Former Long Island Rail Road station

Republic was a station stop along the Ronkonkoma Branch which served employees of the Fairchild Engine & Airplane Manufacturing Company and the nearby Republic Airport from 1940 to the late 1980s. As part of a double-tracking project on the line, the station may be reopened.

==History==
===Original station===
Republic station opened on December 9, 1940, with simple wooden shelters for passengers. When electrification was extended from Hicksville to Ronkonkoma in the 1980s, the LIRR proposed to close the stops at Republic, Grumman, Pineaire, Brentwood, and Deer Park to speed travel times and to avoid the cost of building high level platforms at lightly used stations. The latter two were ultimately kept, but Republic closed in either 1986 or 1987 due to its low ridership and the high cost of new platforms.

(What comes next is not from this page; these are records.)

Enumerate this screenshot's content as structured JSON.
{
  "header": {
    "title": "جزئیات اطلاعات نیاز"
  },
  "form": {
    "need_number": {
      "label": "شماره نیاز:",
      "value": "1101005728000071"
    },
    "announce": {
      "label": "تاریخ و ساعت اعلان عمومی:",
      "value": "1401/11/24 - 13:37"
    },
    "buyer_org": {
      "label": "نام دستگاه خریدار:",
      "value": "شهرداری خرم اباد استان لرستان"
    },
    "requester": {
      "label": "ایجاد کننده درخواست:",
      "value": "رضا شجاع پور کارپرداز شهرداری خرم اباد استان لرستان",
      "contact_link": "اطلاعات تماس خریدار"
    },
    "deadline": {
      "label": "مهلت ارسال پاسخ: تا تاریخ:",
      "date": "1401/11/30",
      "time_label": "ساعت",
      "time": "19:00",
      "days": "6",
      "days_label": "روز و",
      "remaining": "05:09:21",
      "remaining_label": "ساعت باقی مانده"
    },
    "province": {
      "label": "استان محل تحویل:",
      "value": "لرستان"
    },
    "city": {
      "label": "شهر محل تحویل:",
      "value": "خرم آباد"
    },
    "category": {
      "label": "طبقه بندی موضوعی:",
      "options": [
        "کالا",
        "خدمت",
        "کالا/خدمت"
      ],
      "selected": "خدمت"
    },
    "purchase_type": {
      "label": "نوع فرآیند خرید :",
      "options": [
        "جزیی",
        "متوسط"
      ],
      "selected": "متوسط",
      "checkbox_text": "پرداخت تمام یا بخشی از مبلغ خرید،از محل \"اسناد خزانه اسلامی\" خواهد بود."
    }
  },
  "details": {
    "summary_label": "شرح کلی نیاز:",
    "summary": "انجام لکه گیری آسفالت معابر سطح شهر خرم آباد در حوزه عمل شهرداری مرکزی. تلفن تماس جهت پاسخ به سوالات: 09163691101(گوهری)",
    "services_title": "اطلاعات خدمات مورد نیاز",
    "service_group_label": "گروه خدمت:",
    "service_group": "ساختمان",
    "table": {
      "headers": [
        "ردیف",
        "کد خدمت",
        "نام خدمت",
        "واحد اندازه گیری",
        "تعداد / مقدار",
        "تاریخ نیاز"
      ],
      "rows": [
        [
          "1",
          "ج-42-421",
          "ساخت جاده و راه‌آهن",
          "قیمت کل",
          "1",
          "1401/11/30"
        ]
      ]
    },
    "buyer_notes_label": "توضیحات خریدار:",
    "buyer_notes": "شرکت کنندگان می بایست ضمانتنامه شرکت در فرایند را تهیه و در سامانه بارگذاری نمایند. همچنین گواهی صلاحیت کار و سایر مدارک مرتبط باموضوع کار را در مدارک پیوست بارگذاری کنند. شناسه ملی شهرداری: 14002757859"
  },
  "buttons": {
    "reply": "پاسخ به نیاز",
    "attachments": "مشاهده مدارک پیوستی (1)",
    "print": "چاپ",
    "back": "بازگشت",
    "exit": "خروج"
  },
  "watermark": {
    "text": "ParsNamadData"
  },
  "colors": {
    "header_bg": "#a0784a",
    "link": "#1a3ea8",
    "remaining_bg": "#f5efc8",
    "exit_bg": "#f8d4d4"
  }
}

The old station platforms have been removed, but the two staircases down to Route 110 remain, though gated off.

===Proposed reopening===
As part of the project
that added a second track from Farmingdale to Ronkonkoma, the MTA is considering reopening Republic station. The reopened station would serve the State Route 110 corridor, a major north–south commercial route. The station was cut from the project in 2010 due to budgetary issues, but revived in 2012. The MTA Board included money for planning and engineering in the approved 2015-2019 Capital Plan, and anticipates funding construction through a future Capital Plan.